Money Issues Have Dragged Manny Pacquiao out of Retirement

Fightland Blog

By Peter Carroll

Photo by Mark J. Rebilas-USA TODAY Sports

One of the most iconic boxers of the 21st century thus far, Manny Pacquiao, has confirmed his return to boxing on November 5, where he will face WBO welterweight champion Jessie Vargas at the Thomas & Mack Center in Las Vegas.

Despite claiming his last outing, his rubber match against Timothy Bradley, would be his last, the rumors of his return started to circulate in late June.

Last month, Pacquiao, who is supposed to be a committed to his role as Senator of the Philippines, vehemently denied the reports that he would take a leave of absence from his political capacity to take on another bout.

“There is no truth to media reports that I’m planning to take a leave from my senate duties just to fight again atop the ring,” read his statement. “I want to make it clear, my priority is my legislative works.

“My next fight has not yet been discussed. Should there be any, I'll make sure it will not interfere with my senate duties. When I ran for senator last May 9 elections, I made a promise to be present in all sessions. I owe it to the people.”

Despite some of the massive paydays ‘Pacman’ has received in the past, most notably for his ‘Fight of the Century’ clash with Floyd Mayweather Jr in May 2015, the division-jumping pugilist has revealed that his main reason for returning to the squared circle is money.

“Boxing is my main source of income. I can’t rely on my salary as a public official,” explained Pacquiao after announcing his return to boxing.

“I’m helping the family of my wife and my own family, as well. Many people also come to me to ask for help and I just couldn’t ignore them,” he said two days ago.

Committed to the Senate?

One of the first things Pacquiao said when he broke the news of his comeback was that he would a still remain committed to the Senate during his training camp. To guarantee he isn’t distracted by his return to the ring, he has set up his camp in the Philippines.

Pacquiao made a promise that he would have a perfect attendance record when he was voted into the Senate last May, and he appears to be still gearing himself towards that goal.

“My entire training camp will be held here in the Philippines so I can attend to my legislative works. This is my campaign promise and I’m determined to keep it,” Pacquiao said.

The only man to win a lineal championships in five different divisions, when he hung up his gloves he was offered a chance to compete for the Philippines as an amateur in the Rio 2016 Games by Wu Ching-Kuo, president of the International Boxing Association (AIBA), the governing body for amateur boxing.
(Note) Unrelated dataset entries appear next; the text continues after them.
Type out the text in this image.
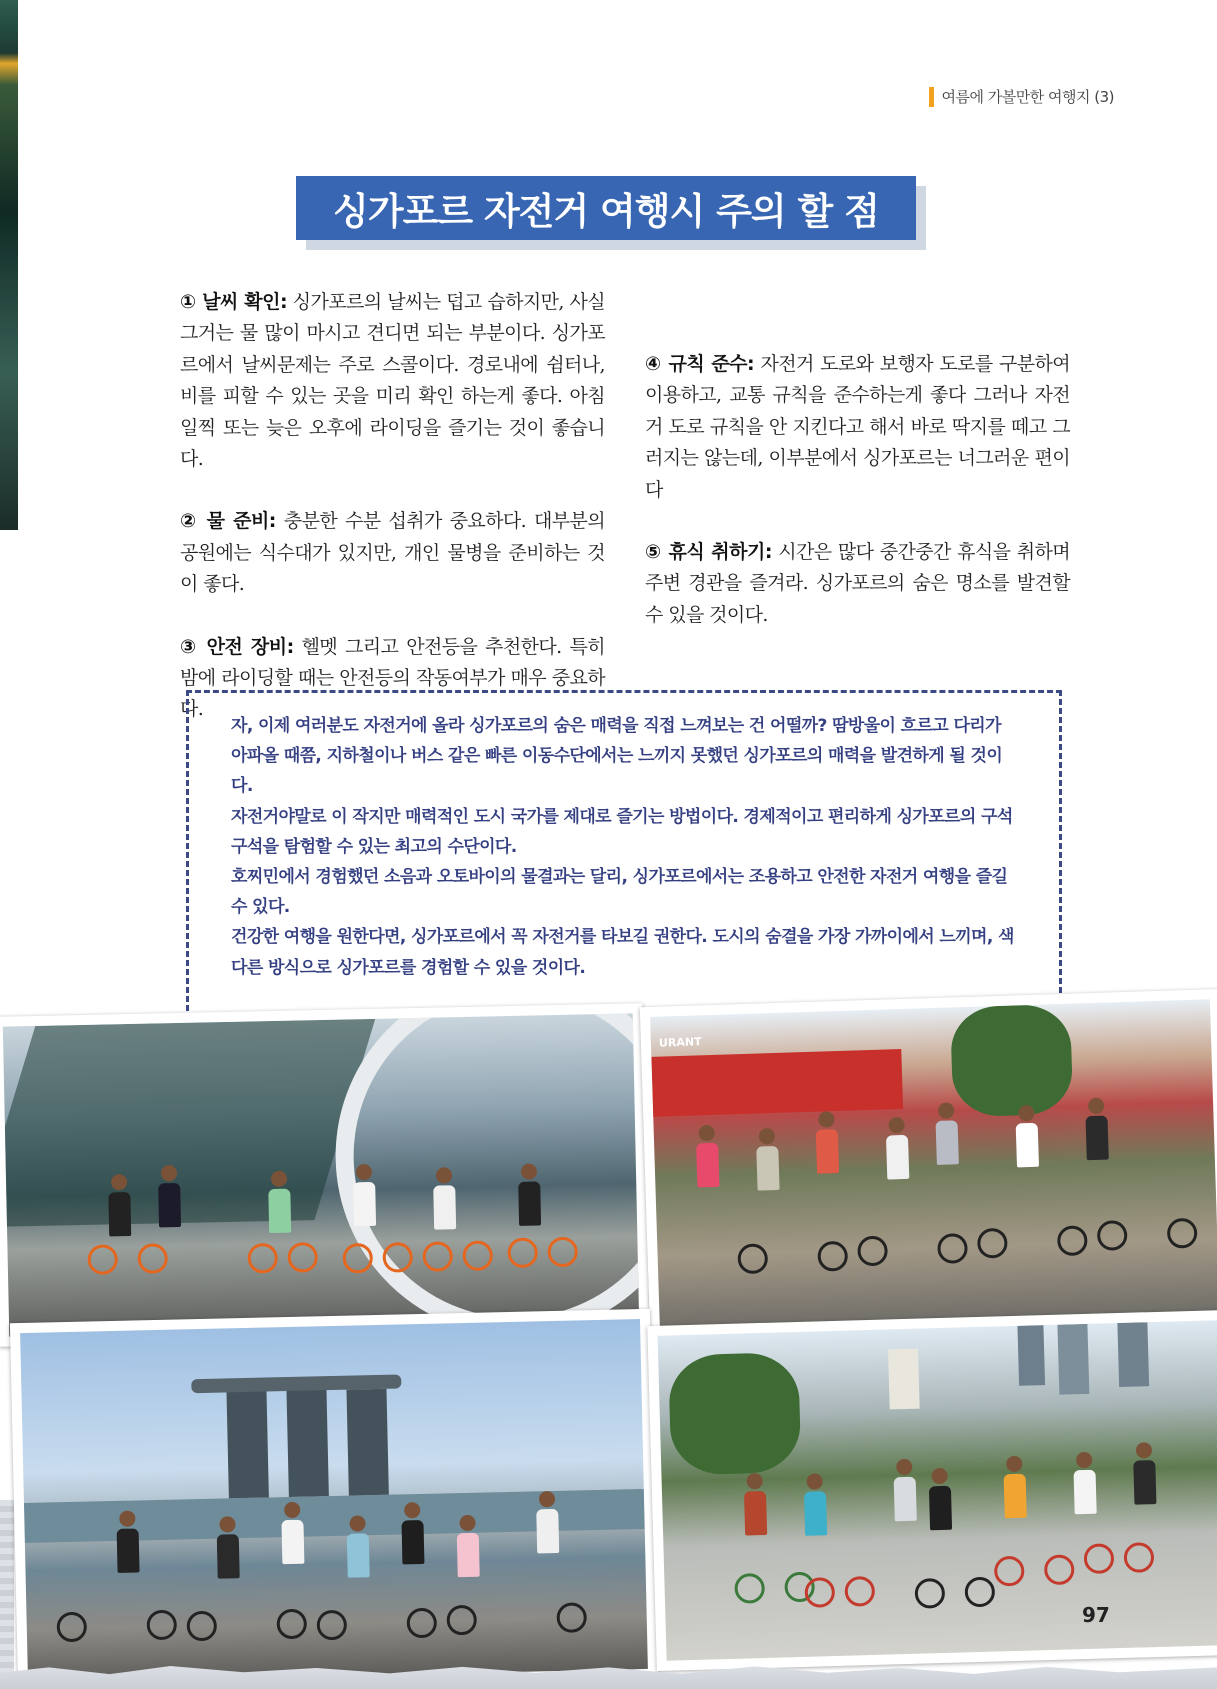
여름에 가볼만한 여행지 (3)
싱가포르 자전거 여행시 주의 할 점

① 날씨 확인: 싱가포르의 날씨는 덥고 습하지만, 사실 그거는 물 많이 마시고 견디면 되는 부분이다. 싱가포르에서 날씨문제는 주로 스콜이다. 경로내에 쉼터나, 비를 피할 수 있는 곳을 미리 확인 하는게 좋다. 아침 일찍 또는 늦은 오후에 라이딩을 즐기는 것이 좋습니다.

② 물 준비: 충분한 수분 섭취가 중요하다. 대부분의 공원에는 식수대가 있지만, 개인 물병을 준비하는 것이 좋다.

③ 안전 장비: 헬멧 그리고 안전등을 추천한다. 특히 밤에 라이딩할 때는 안전등의 작동여부가 매우 중요하다.

④ 규칙 준수: 자전거 도로와 보행자 도로를 구분하여 이용하고, 교통 규칙을 준수하는게 좋다 그러나 자전거 도로 규칙을 안 지킨다고 해서 바로 딱지를 떼고 그러지는 않는데, 이부분에서 싱가포르는 너그러운 편이다

⑤ 휴식 취하기: 시간은 많다 중간중간 휴식을 취하며 주변 경관을 즐겨라. 싱가포르의 숨은 명소를 발견할 수 있을 것이다.

자, 이제 여러분도 자전거에 올라 싱가포르의 숨은 매력을 직접 느껴보는 건 어떨까? 땀방울이 흐르고 다리가 아파올 때쯤, 지하철이나 버스 같은 빠른 이동수단에서는 느끼지 못했던 싱가포르의 매력을 발견하게 될 것이다.

자전거야말로 이 작지만 매력적인 도시 국가를 제대로 즐기는 방법이다. 경제적이고 편리하게 싱가포르의 구석구석을 탐험할 수 있는 최고의 수단이다.

호찌민에서 경험했던 소음과 오토바이의 물결과는 달리, 싱가포르에서는 조용하고 안전한 자전거 여행을 즐길 수 있다.

건강한 여행을 원한다면, 싱가포르에서 꼭 자전거를 타보길 권한다. 도시의 숨결을 가장 가까이에서 느끼며, 색다른 방식으로 싱가포르를 경험할 수 있을 것이다.

URANT
97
However, knowing that his decision could win him a lot of criticism, Pacquiao decided to stay away from the Olympics.

Given that a prospective outing at the Olympics brought on so much flack for the Senator, the November 5 date is likely to see him come under more criticism.

Underwhelming Bout

If it’s money Pacquiao is after, a meeting with Jessie Vargas may not be the best way to go about it. Top Rank has confirmed that the November bout will be available on pay-per-view, but if Pacquiao’s last outing was anything to go by, the promotion is taking a bit of a risk with the legend.

“It will be somewhere between those numbers, 400,000 and 500,000. It’s all being added up, but it will be closer to 400,000 than 500,000. Terrible,” Bob Arum, Top Rank promoter, told ESPN after the Bradley trilogy fight.

Arum also highlighted his belief that Pacquiao’s negative comments about homosexuals had an impact on the sales of the trilogy bout.

“Certainly, the pushback from Manny’s gay remarks killed us,” Arum said. “It hurt us a lot. But I think it was also less a reaction to the match than a reaction to the Mayweather-Pacquiao fight. It was a reaction like Mayweather got. Mayweather also got punished (by consumers).”

Arum must be confident that Pacquiao’s critics have forgiven him ahead of the return bout. On paper, the Vargas contest is far less interesting than the third meeting with Bradley, even though ‘La Nueva Generacion’ secured the vacant WBO welterweight crown in his bout with Sadam Ali back in March.

Pacquiao hasn’t exactly steered away from controversial stances either. Just three day ago he came out in support of the Filipino president Rodrigo Duterte, who is campaigning for the death sentence to be introduced for convicted drug dealers.

“We must speak to these criminal minds in the only language they understand,” said Pacquiao. “They must understand that our government will put a stop to impunity. They have profited from thousands upon thousands of Filipino youths. It must stop now.”